Kogi State Government says it has signed two agreements with the World Bank and the International Fund for Agricultural Development (IFAD) to get subsidiary loans totalling $72 million, about 27.44 billion Naira.
The state Commissioner for Finance, Budget and Economic Planning, Mukadam Idris said the state government will receive $62 million (23.63 billion Naira) from the World Bank and $10 million (3.81 billion Naira) from the International Fund for Agricultural Development.
The state government says it intends to commit the loans to rural roads, agriculture market and value chain development.
A government’s spokesperson, Mohammed Onogwu, in a statement on Friday said the IFAD assisted Value Chain Development Programme is an agricultural initiative aimed at reducing rural poverty, enhancing food security among poor households and promoting economic growth on a sustainable basis.

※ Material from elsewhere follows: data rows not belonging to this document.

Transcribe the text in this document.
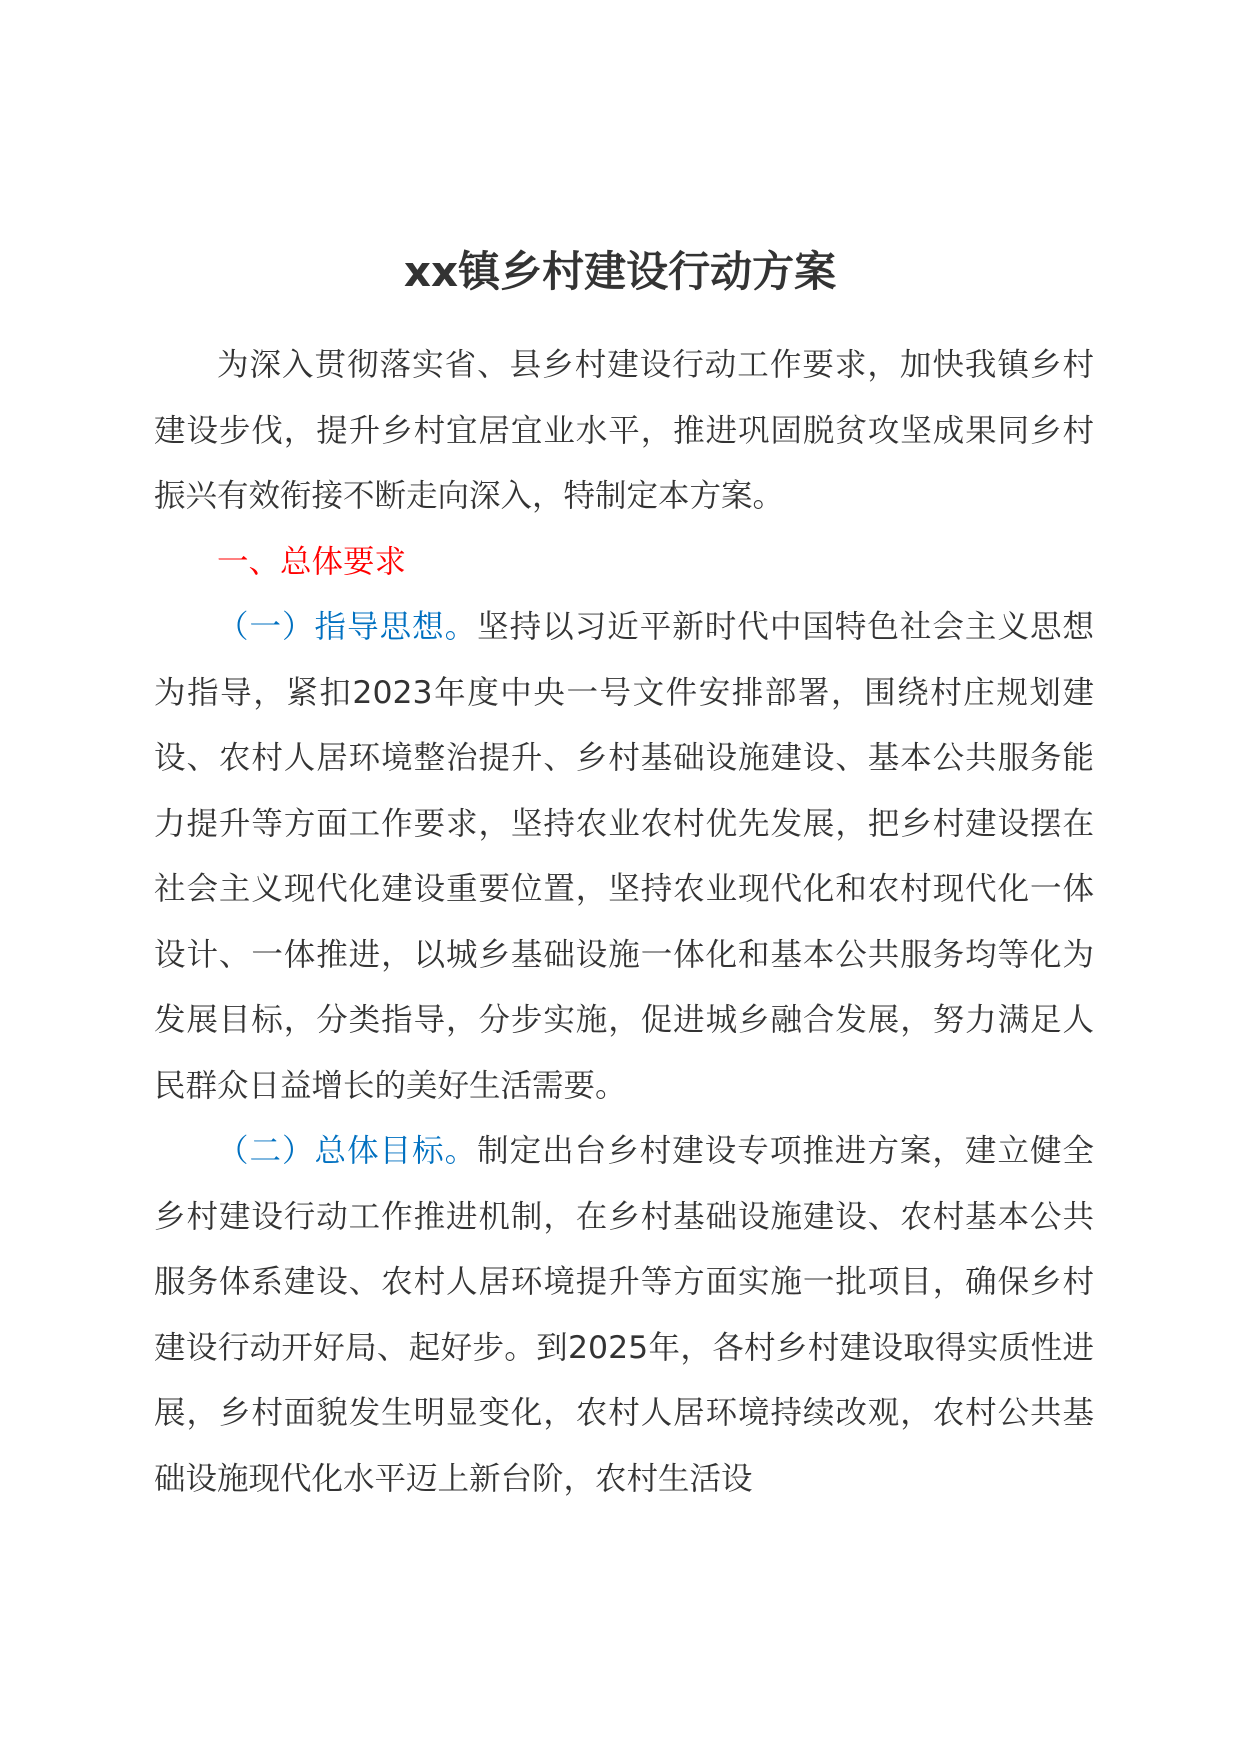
xx镇乡村建设行动方案

为深入贯彻落实省、县乡村建设行动工作要求，加快我镇乡村建设步伐，提升乡村宜居宜业水平，推进巩固脱贫攻坚成果同乡村振兴有效衔接不断走向深入，特制定本方案。

一、总体要求

（一）指导思想。坚持以习近平新时代中国特色社会主义思想为指导，紧扣2023年度中央一号文件安排部署，围绕村庄规划建设、农村人居环境整治提升、乡村基础设施建设、基本公共服务能力提升等方面工作要求，坚持农业农村优先发展，把乡村建设摆在社会主义现代化建设重要位置，坚持农业现代化和农村现代化一体设计、一体推进，以城乡基础设施一体化和基本公共服务均等化为发展目标，分类指导，分步实施，促进城乡融合发展，努力满足人民群众日益增长的美好生活需要。

（二）总体目标。制定出台乡村建设专项推进方案，建立健全乡村建设行动工作推进机制，在乡村基础设施建设、农村基本公共服务体系建设、农村人居环境提升等方面实施一批项目，确保乡村建设行动开好局、起好步。到2025年，各村乡村建设取得实质性进展，乡村面貌发生明显变化，农村人居环境持续改观，农村公共基础设施现代化水平迈上新台阶，农村生活设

In March 2020, the Kogi State Government got a $100 million (about 38.12 billion Naira) loan request approved by the National Assembly
Mr Kingsley Fanwo, the Kogi State Commissioner for Information and Communication, had said at the time that the state needed the loan to establish a food processing zone and to modernise its agricultural processes.
Onogwu, however, says the programme is essentially on the production, processing and marketing of rice and cassava in targeted LGAs in the state.
“The programme is made up of three basic components which are agricultural market development, to support value addition; market linkages and support to market infrastructure and to build a very strong agro-business and value chain orientation to farmers in rural communities.”
He said another component was smaller productivity enhancement, while the third programme was management and coordination.
According to him the World Bank loan for Rural Access and Agricultural Marketing Project (RAAMP) will upgrade over 500 kilometres of rural roads, improve agro-logistics centres and enhance connectivity and access to local markets and agribusiness services in the state.